D.Which of the five dollar amounts presented in the body of the problem would
be used in computing the income before taxes of Far West Enterprises?
===================再休息一下...英打實在是太慢了...||=====
六.(16%)
Theowner of Zivanov's Pancake House is concidering an expansion of the
business. He is idenified two alternatives,as follows:
˙Build a new restaurant near the mall.
˙Buy and renovate an old building downtown for the new restaurant.
The projected cash flows from these two alternatives are shown below. The owner
of the restaurant use a 10 percent after-tax discount rate.
===============================================================================
Investment Cash Outflow: Net After-Tax Csh Inflows*
Proposal Time 0 Years 1-10 Years 11-20
Mall restaurant $400,000 $50,000 $50,000
Downtown restaurent 200,000 35,800
*Includes after-tax cash flows from all sources, including incremental revenue,
incremental expenses, and depreciation tax shield.
Required:
1. Compute the netpresent value of each alternative restaurant site.
2. Compute the profitability index for each alternative.
3. How do the two sites rank in terms of(a)NPV and(b)the profitability index?
4. Comment on the difficulty of ranking the owner/s two options for the
restaurant site.
七.(9%)
Xenox Corporation is considering the acquisition of a new machine that is
expected to produce annual savings in cash operating costs of $20,000 before
income taxes.

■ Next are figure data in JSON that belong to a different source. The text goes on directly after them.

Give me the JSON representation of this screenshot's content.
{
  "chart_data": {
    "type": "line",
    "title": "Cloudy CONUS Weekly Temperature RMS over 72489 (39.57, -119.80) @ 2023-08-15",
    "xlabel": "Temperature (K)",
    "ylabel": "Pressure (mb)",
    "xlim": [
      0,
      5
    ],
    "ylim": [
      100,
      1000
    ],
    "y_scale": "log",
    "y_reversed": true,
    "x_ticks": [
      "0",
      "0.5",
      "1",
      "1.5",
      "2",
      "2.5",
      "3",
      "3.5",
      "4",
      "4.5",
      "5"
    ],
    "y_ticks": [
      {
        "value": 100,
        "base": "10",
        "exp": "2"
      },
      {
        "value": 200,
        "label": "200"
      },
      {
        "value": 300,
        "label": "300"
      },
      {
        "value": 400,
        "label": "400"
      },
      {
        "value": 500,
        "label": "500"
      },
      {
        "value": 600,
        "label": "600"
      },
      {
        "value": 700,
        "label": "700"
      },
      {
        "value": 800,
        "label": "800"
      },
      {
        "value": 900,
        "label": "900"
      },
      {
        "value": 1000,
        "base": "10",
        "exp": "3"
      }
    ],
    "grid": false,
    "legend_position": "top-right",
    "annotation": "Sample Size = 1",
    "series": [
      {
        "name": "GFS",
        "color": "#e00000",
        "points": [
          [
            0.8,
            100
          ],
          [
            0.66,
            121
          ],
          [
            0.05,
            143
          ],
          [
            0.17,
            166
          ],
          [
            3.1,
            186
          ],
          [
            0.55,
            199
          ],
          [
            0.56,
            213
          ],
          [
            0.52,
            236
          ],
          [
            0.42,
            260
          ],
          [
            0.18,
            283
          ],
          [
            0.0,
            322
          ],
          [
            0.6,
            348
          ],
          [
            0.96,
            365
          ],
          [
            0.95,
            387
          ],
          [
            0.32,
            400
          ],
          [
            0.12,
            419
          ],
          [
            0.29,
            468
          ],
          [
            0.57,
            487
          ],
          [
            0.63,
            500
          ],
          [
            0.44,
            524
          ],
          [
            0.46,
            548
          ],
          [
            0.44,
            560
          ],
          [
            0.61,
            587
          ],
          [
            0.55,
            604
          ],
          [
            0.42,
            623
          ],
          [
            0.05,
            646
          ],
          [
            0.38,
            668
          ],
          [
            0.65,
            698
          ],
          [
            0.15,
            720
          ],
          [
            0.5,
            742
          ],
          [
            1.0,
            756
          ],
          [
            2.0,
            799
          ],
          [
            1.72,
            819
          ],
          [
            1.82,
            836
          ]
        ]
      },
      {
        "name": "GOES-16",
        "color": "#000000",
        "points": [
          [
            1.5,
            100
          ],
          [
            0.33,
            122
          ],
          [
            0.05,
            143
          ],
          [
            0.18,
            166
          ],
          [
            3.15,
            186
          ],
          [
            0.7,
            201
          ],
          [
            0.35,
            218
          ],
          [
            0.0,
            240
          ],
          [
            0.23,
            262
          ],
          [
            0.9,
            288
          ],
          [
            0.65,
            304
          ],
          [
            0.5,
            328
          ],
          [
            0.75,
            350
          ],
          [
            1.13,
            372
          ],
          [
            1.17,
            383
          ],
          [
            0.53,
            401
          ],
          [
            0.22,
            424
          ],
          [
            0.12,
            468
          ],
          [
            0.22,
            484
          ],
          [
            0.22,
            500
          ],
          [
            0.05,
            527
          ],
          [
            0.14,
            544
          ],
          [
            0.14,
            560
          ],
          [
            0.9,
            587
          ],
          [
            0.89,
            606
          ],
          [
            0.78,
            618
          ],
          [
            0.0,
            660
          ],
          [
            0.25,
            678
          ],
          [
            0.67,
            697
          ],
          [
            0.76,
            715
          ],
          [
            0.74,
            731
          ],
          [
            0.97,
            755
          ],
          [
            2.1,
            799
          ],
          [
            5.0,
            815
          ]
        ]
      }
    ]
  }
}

The machine costs $80,000, has a useful life of five years, and
no salvage value. Xenox uses straight-line depreciation on all asset, is
subject to a 30% income tax rate, and has an after-tax hurdle rate of 12%.
Required:
A. Compute the machine's payback period.
B. Compute the machine's accounting rate of return on the initial investment.
C. Compute the machine's net present value.